REPORT: Reducing Barriers to Recovery — Shifting Low-Level Drug Possession from Felonies to Misdemeanors in Illinois

Chicago Appleseed Center for Fair Courts, the ACLU of Illinois, the Cook County Department of Public Health, and the Illinois Justice Project have released our joint report, Reducing Barriers to Recovery – Shifting Low-Level Drug Possession From Felonies to Misdemeanors in Illinois. Our report provides solutions to alleviate the suffering caused by our state’s current drug laws, which hinder people’s paths to recovery, and recommends that Illinois implement a public health approach to reduce the harms caused by criminalizing drug use, shift resources away from the failed strategies of incarceration and punishment, and reclassify simple possession (possession of a controlled substance where the person is not engaged in the sale or delivery of drugs to another person) from a felony to misdemeanor.

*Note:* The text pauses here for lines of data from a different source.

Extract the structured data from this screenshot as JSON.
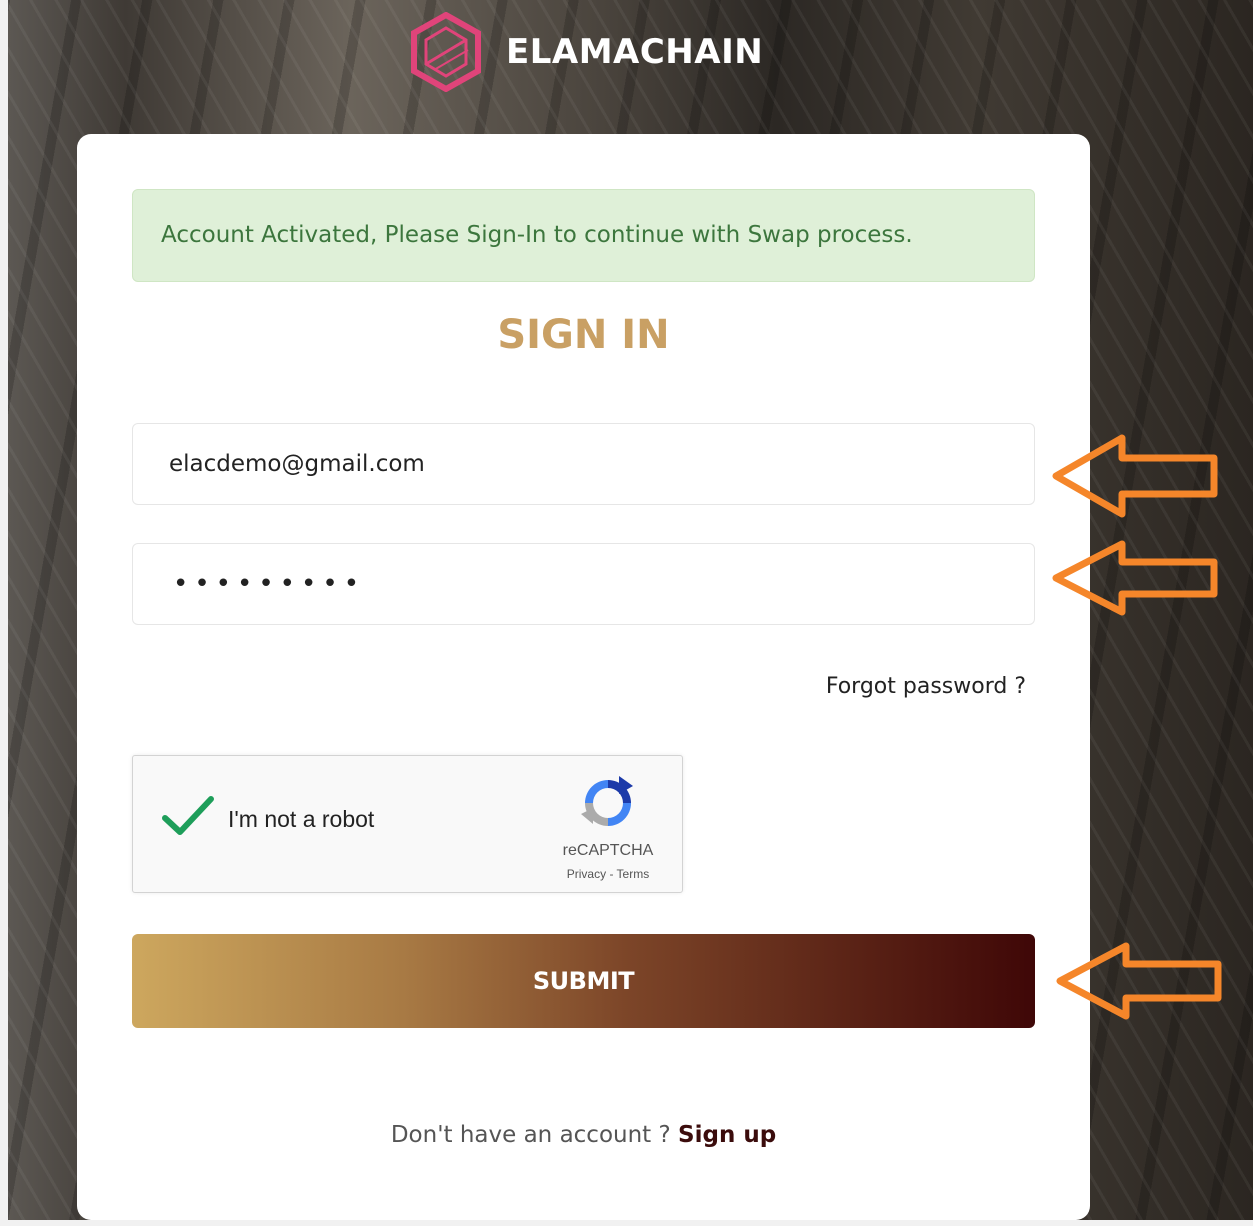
{
  "brand": {
    "name": "ELAMACHAIN",
    "logo_color": "#e0447a"
  },
  "alert": {
    "message": "Account Activated, Please Sign-In to continue with Swap process."
  },
  "form": {
    "title": "SIGN IN",
    "email_value": "elacdemo@gmail.com",
    "password_value": "•••••••••",
    "forgot_label": "Forgot password ?",
    "submit_label": "SUBMIT"
  },
  "captcha": {
    "label": "I'm not a robot",
    "brand": "reCAPTCHA",
    "links": "Privacy - Terms",
    "checked": true
  },
  "signup": {
    "prompt": "Don't have an account ?",
    "link_label": "Sign up"
  },
  "colors": {
    "accent_title": "#c9a064",
    "alert_bg": "#dff0d8",
    "alert_text": "#3c763d",
    "annotation_arrow": "#f5862a"
  },
  "annotations": {
    "arrow_icon": "left-arrow-icon",
    "count": 3
  }
}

Illinois is one of 18 states that makes possession of drugs (except cannabis) a felony in all cases, which means that possession—even of very small amounts of drugs—can lead to serious criminal legal system involvement and long-term consequences.

The Reducing Barriers to Recovery report recommends reclassifying simple possession of a personal use quantity of a controlled substance from a felony to a Class A misdemeanor. These recommendations are supported by the public. In a recent poll conducted by the ACLU of Illinois, 79% of Illinois voters agreed that the state should reduce the penalty for low-level drug possession from a felony to a misdemeanor for all drug offenses. Likewise, we build on the findings of Illinois State Commission on Criminal Justice and Sentencing Reform—a bipartisan group of judges, legislators, directors of state agencies, prosecutors, public defenders, law enforcement, and researchers—which reviewed the Illinois drug sentencing practices and recommended in 2016 that “sentences for drug possession and most other drug offenses should be reduced by one class, and that mandatory minimums should be eliminated for many drug offenses.”

Illinois’ current punitive laws have not prevented or decreased drug use. In 2019, 13% of people in Illinois prisons were incarcerated for drug law violations.

The carceral focus of the War on Drugs disproportionately harms Black and Brown Illinoisans, who are already more likely to be brutalized by the legal process and whose communities are systematically harmed by over-policing and mass incarceration for drug-related charges. In June, Chicago Appleseed analyzed a variety of Chicago, Cook County, and statewide data on drug possession and arrests and found – among other things – that Black communities are disproportionately impacted by searches, arrests, and incarceration for drugs. In Chicago, Black people make up 29.2% of the population, but are involved in 61.2% of traffic stops, 68.9% of pedestrian stops, and 77.4% of all drug crime arrests. In Cook County as a whole, 63.7% of all charges for possession were against Black people and a shocking 91.6% of people charged with “delivery/possession with intent to deliver” were Black (compared to 23.8% of the overall Cook County population). 

The ongoing War on Drugs has caused significant damage to our communities. Since the 1980s, Illinois has increased penalties of drug offenses at least eight times—while simultaneously denying people who use substances the resources and help that they need to recover and avoid relapse. 

Incarceration is inherently traumatizing, and these traumas are compounded by the punishments people face even after they have served their time. Illinois has thousands of laws that make it harder for people with felony convictions to find jobs and housing. Even after release from incarceration, people must constantly work to navigate barriers in housing, unemployment, education, and other opportunities. These barriers to recovery exist in a society that already devalues and dehumanizes formerly–system–involved people. 

Although the reduction of drug penalties will not fully repair the harms perpetuated by the War on Drugs, it will promote a more equitable and less punitive system. 

Together, with our larger coalition of advocates focused on reducing barriers to recovery – including ACLU of Illinois, Cabrini Green Legal Aid, Chicago Council of Lawyers, Chicago Urban League, Clergy for a New Drug Policy, Communities United, Cook County Department of Public Health, Cook County Board’s Justice Advisory Council, Illinois Justice Project, Law Office of the Cook County Public Defender, Live4Lali, Perfectly Flawed Foundation, and Shriver Center on Poverty Law – we will continue to push for holistic, comprehensive approaches to recovery that do not rely on punishment or incarceration.